2 Şubat 2013 Cumartesi

turnalara haber salın...

not; aşağıdaki yazıda kendini beğenmişlik ve ajitasyon aynı anda koyun koyuna yatmaktadır.
ee bize ne diyebilirsiniz,
diyen varsa ilk paragraftan sonra okumayı bırakabilir ama şarkıyı dinlemeden geçmeyin...

Hüs'le 1,5 ay sonra 4. yılımızı geride bırakmış olacağız. Ve biz bu süre boyunca ard arda katıp toplasanız 6-7ay yan yana yaşamışızdır.
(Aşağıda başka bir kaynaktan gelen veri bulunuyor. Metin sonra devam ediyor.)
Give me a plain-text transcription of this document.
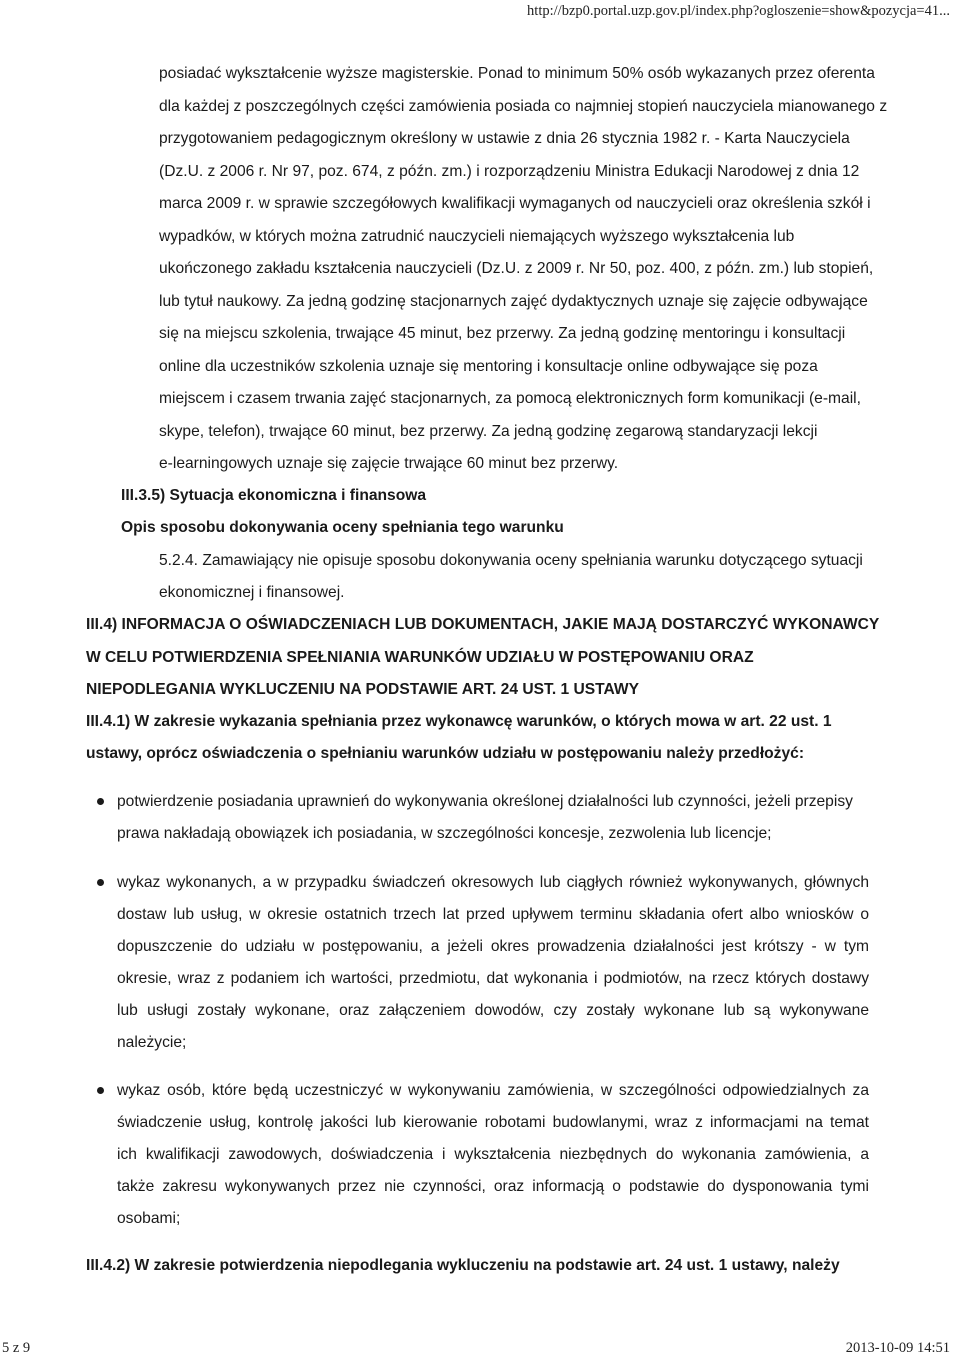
http://bzp0.portal.uzp.gov.pl/index.php?ogloszenie=show&pozycja=41...
posiadać wykształcenie wyższe magisterskie. Ponad to minimum 50% osób wykazanych przez oferenta
dla każdej z poszczególnych części zamówienia posiada co najmniej stopień nauczyciela mianowanego z
przygotowaniem pedagogicznym określony w ustawie z dnia 26 stycznia 1982 r. - Karta Nauczyciela
(Dz.U. z 2006 r. Nr 97, poz. 674, z późn. zm.) i rozporządzeniu Ministra Edukacji Narodowej z dnia 12
marca 2009 r. w sprawie szczegółowych kwalifikacji wymaganych od nauczycieli oraz określenia szkół i
wypadków, w których można zatrudnić nauczycieli niemających wyższego wykształcenia lub
ukończonego zakładu kształcenia nauczycieli (Dz.U. z 2009 r. Nr 50, poz. 400, z późn. zm.) lub stopień,
lub tytuł naukowy. Za jedną godzinę stacjonarnych zajęć dydaktycznych uznaje się zajęcie odbywające
się na miejscu szkolenia, trwające 45 minut, bez przerwy. Za jedną godzinę mentoringu i konsultacji
online dla uczestników szkolenia uznaje się mentoring i konsultacje online odbywające się poza
miejscem i czasem trwania zajęć stacjonarnych, za pomocą elektronicznych form komunikacji (e-mail,
skype, telefon), trwające 60 minut, bez przerwy. Za jedną godzinę zegarową standaryzacji lekcji
e-learningowych uznaje się zajęcie trwające 60 minut bez przerwy.
III.3.5) Sytuacja ekonomiczna i finansowa
Opis sposobu dokonywania oceny spełniania tego warunku
5.2.4. Zamawiający nie opisuje sposobu dokonywania oceny spełniania warunku dotyczącego sytuacji
ekonomicznej i finansowej.
III.4) INFORMACJA O OŚWIADCZENIACH LUB DOKUMENTACH, JAKIE MAJĄ DOSTARCZYĆ WYKONAWCY
W CELU POTWIERDZENIA SPEŁNIANIA WARUNKÓW UDZIAŁU W POSTĘPOWANIU ORAZ
NIEPODLEGANIA WYKLUCZENIU NA PODSTAWIE ART. 24 UST. 1 USTAWY
III.4.1) W zakresie wykazania spełniania przez wykonawcę warunków, o których mowa w art. 22 ust. 1
ustawy, oprócz oświadczenia o spełnianiu warunków udziału w postępowaniu należy przedłożyć:
potwierdzenie posiadania uprawnień do wykonywania określonej działalności lub czynności, jeżeli przepisy
prawa nakładają obowiązek ich posiadania, w szczególności koncesje, zezwolenia lub licencje;
wykaz wykonanych, a w przypadku świadczeń okresowych lub ciągłych również wykonywanych, głównych
dostaw lub usług, w okresie ostatnich trzech lat przed upływem terminu składania ofert albo wniosków o
dopuszczenie do udziału w postępowaniu, a jeżeli okres prowadzenia działalności jest krótszy - w tym
okresie, wraz z podaniem ich wartości, przedmiotu, dat wykonania i podmiotów, na rzecz których dostawy
lub usługi zostały wykonane, oraz załączeniem dowodów, czy zostały wykonane lub są wykonywane
należycie;
wykaz osób, które będą uczestniczyć w wykonywaniu zamówienia, w szczególności odpowiedzialnych za
świadczenie usług, kontrolę jakości lub kierowanie robotami budowlanymi, wraz z informacjami na temat
ich kwalifikacji zawodowych, doświadczenia i wykształcenia niezbędnych do wykonania zamówienia, a
także zakresu wykonywanych przez nie czynności, oraz informacją o podstawie do dysponowania tymi
osobami;
III.4.2) W zakresie potwierdzenia niepodlegania wykluczeniu na podstawie art. 24 ust. 1 ustawy, należy
5 z 9	2013-10-09 14:51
Askeriyede öğrenciyken ankesör başında saat bekleyip, kamptayken günde 1 dakikalık konuşmalarla, onu görebilmek için yapılan 23-24 saatlik berbat uykusuz yolculuklarla geçti hala da geçiyor....
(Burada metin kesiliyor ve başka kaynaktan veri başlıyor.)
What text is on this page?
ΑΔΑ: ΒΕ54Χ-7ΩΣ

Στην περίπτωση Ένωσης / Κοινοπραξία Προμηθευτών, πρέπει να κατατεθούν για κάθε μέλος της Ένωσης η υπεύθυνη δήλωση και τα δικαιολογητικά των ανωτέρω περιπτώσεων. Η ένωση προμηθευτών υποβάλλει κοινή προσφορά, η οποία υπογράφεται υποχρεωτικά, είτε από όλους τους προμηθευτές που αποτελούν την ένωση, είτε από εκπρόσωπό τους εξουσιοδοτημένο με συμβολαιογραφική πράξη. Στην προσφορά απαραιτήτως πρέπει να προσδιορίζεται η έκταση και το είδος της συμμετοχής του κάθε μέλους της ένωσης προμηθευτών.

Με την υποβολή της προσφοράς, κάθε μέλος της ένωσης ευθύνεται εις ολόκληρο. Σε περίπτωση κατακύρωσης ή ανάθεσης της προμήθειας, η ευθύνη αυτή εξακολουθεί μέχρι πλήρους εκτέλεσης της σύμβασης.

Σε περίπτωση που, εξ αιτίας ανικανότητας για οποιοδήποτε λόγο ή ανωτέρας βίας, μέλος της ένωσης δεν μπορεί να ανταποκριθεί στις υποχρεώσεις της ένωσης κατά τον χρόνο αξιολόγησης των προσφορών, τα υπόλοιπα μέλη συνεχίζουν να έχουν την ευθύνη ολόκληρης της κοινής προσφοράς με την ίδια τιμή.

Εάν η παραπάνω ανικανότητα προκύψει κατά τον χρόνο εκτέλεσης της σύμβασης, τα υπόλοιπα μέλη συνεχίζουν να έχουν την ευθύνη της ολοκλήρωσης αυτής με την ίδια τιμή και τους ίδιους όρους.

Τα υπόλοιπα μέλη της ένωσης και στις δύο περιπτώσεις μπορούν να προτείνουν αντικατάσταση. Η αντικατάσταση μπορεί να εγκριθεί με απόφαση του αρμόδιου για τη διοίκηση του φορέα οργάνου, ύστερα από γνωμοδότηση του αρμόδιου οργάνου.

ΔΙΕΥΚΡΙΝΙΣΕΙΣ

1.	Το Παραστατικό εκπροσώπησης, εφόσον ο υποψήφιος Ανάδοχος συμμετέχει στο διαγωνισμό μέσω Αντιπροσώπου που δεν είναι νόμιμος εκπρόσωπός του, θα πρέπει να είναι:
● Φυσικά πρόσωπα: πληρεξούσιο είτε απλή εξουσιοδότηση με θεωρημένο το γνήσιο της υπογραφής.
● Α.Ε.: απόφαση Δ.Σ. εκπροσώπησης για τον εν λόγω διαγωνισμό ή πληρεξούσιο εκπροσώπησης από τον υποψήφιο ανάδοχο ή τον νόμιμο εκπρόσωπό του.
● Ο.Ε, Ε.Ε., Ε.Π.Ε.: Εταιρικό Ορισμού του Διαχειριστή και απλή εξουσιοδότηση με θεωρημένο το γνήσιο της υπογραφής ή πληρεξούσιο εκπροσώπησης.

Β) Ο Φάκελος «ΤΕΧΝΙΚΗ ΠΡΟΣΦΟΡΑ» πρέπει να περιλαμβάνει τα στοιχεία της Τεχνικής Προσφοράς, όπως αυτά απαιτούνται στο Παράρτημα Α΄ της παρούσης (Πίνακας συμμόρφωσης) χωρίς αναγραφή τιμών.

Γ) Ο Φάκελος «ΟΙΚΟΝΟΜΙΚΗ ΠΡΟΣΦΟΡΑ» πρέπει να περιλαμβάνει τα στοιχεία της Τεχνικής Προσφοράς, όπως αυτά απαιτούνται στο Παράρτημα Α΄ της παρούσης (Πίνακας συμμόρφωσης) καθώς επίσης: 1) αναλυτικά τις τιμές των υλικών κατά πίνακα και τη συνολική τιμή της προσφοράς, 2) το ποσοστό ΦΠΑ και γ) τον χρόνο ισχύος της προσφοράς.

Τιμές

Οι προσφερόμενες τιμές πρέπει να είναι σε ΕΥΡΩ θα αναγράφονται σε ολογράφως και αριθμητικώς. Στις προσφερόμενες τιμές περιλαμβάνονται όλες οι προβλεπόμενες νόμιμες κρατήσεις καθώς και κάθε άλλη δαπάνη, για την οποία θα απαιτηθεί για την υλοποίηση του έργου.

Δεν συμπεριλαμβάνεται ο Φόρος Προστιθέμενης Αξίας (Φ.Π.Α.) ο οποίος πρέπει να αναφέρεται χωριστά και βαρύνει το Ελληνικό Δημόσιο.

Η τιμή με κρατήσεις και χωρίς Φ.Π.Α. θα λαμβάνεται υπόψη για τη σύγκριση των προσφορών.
Kimse yapamaz demiyorum, elbette bir sürü kız yapabilir bunları. Beni anlayan da bir çok insan çıkar eminim... Hüs'ün arkadaşlarının da sevgilileri var, aynı benim gibiler.
Biliyorum bunları da özleyince bu bahaneler vız gelip tırıs gidiyor inanın...
Dünyadaki en büyük özlem bana aitmiş gibi geliyor o anlarda...
Misal şu an :)

*Yolculuklar;
Balıkesir'de okuldayken 3-4 ayda bir onu görmeye gidiyordum. Bir kez otobüs yolculuğu yapma gafletinde bulundum. Sanırım ölebilirdim o an acıdan... Acı eşiğimin düşük olmadığını düşünüyorum ne yalan söyleyim. Ama otobüs yolculuğunda ruhumu teslim ediyorum nerdeyse. Bir kere assla uyuyamıyorum. Yanımda çik-lit tarzı bir kitap varsa bitiriyorum ya da 250-300 sayfa rahat okuyorum. Boyun fıtığım var. kafadan boyun felç, başım ölümüne ağrıyo. Kuyruk sokumum ablam tekme atıp merdivenden düşürdüğünden beri fazla oturunca ağrıyor, o da var (ilk bir hafta asla oturamamıştım ) (garip geldiyse düzeltiyim biz deliler kampında büyüdük de böle şeyler normaldı :D )
Sonra Mavi Ekspress sağolsun TCDY :) Arada çıkıp yürümek, ayakta durmak, yolculukta wc'ye gidebilmek ne güzel geldi. Ama onun da sorunu 12 saat ve üzerini buluyordu yolculuk...Garda in sabah 6'da, Hüs'ü bekle ama kıç kadar garda ( o saatte hiçbir yer açık olmazdı) 7saat Hüs'ü gör, Hüs gidince 7 saat boşboş bekle garda, kafede...Sonra geri dön yurda...Uykusuz geçen rahat 38-40 saat, şişmiş ayaklar, ölmüş de haberi olmayan omurga sistemi...

*Telefon; 
HüsHüs Balıkesir'de öğrenciyken ankesöre yapışık yaşıyordum. Yanlış anlaşılmasın haaa bütün gün değil, sadece akşam 8:30 ile 9:30 arası başlayıp en fazla yarım saat-CİK süren bir süre.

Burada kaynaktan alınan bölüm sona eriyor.